Feature scaling means to perform (typically algebraic) manipulations on your feature data. This is typically done to help the model optimizer (or inference algorithm for some statistical models) navigate the parameter space in search of a high-performing model.  

For example, gradient-based methods can be highly sensitive to the scaling of features: As they try to find the path of steepest descent, two equally-important variables with produce very different gradients depending on the data range of that feature. Feature scaling helps level the playing field so that the optimizer has an easier time understanding which features should be tuned next as it greedily searches the parameter space.  

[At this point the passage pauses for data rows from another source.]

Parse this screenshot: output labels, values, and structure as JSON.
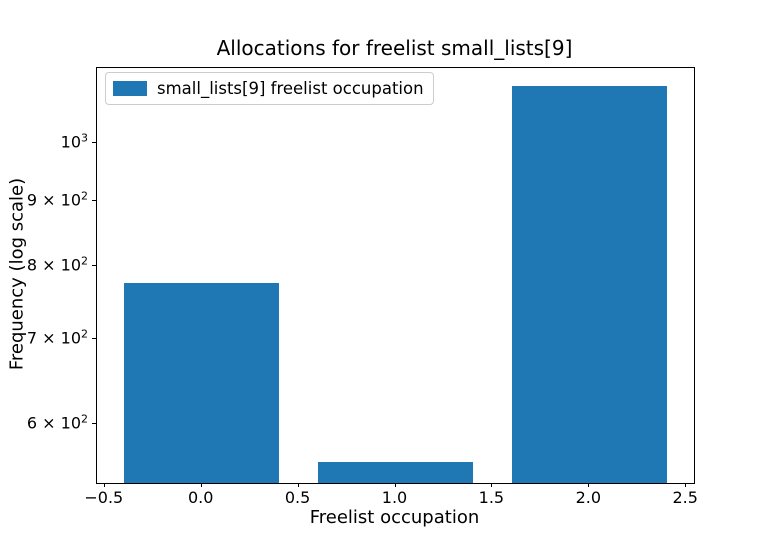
{
  "chart_data": {
    "type": "bar",
    "title": "Allocations for freelist small_lists[9]",
    "xlabel": "Freelist occupation",
    "ylabel": "Frequency (log scale)",
    "yscale": "log",
    "grid": false,
    "bar_color": "#1f77b4",
    "bar_width": 0.8,
    "x": [
      0,
      1,
      2
    ],
    "values": [
      775,
      560,
      1110
    ],
    "xlim": [
      -0.54,
      2.54
    ],
    "ylim": [
      539,
      1147
    ],
    "xticks": [
      {
        "value": -0.5,
        "label": "−0.5"
      },
      {
        "value": 0.0,
        "label": "0.0"
      },
      {
        "value": 0.5,
        "label": "0.5"
      },
      {
        "value": 1.0,
        "label": "1.0"
      },
      {
        "value": 1.5,
        "label": "1.5"
      },
      {
        "value": 2.0,
        "label": "2.0"
      },
      {
        "value": 2.5,
        "label": "2.5"
      }
    ],
    "yticks": [
      {
        "value": 1000,
        "base": "10",
        "exp": "3"
      },
      {
        "value": 900,
        "base": "9 × 10",
        "exp": "2"
      },
      {
        "value": 800,
        "base": "8 × 10",
        "exp": "2"
      },
      {
        "value": 700,
        "base": "7 × 10",
        "exp": "2"
      },
      {
        "value": 600,
        "base": "6 × 10",
        "exp": "2"
      }
    ],
    "legend": {
      "position": "upper left",
      "entries": [
        {
          "label": "small_lists[9] freelist occupation",
          "color": "#1f77b4"
        }
      ]
    }
  }
}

Another example is an algorithm like K-means clustering. In this case, the scale of the features directly influence the objective function because “scale” determines how far away some points are from each other.  

Normalization and Standardization are both techniques to scale features. Normalization transforms the data to ensure that everything falls into a defined range like [0,1] or [-1,1]. 

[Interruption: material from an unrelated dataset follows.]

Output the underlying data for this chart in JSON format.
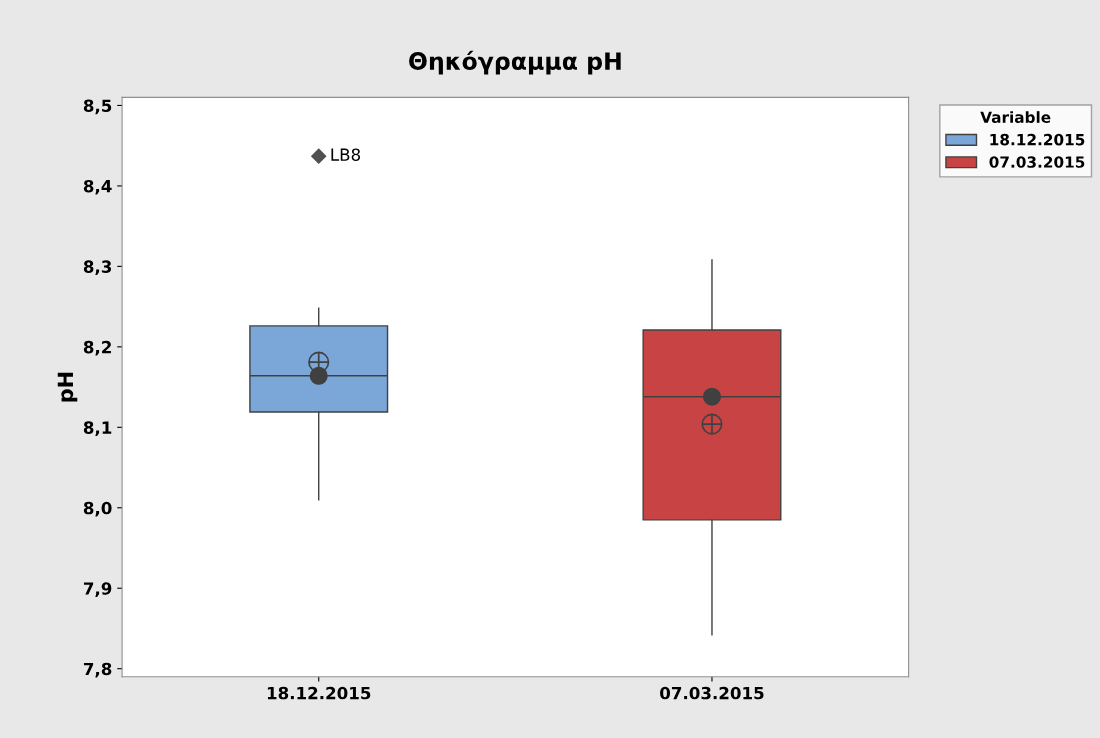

In contrast, standardization is a reference to the “standard normal distribution”, a Gaussian with mean = 0 and variance = 1 (standard-deviation = 1 in this case too). Standardization transforms the data to also have a mean of 0 and a standard deviation of 1. If does this by taking each feature, subtracting the feature mean, and dividing by the feature’s standard deviation. Note that although this produces features with the desired mean and standard-deviation, this transformation (alone) does not make the feature Normally (Gaussian) distributed.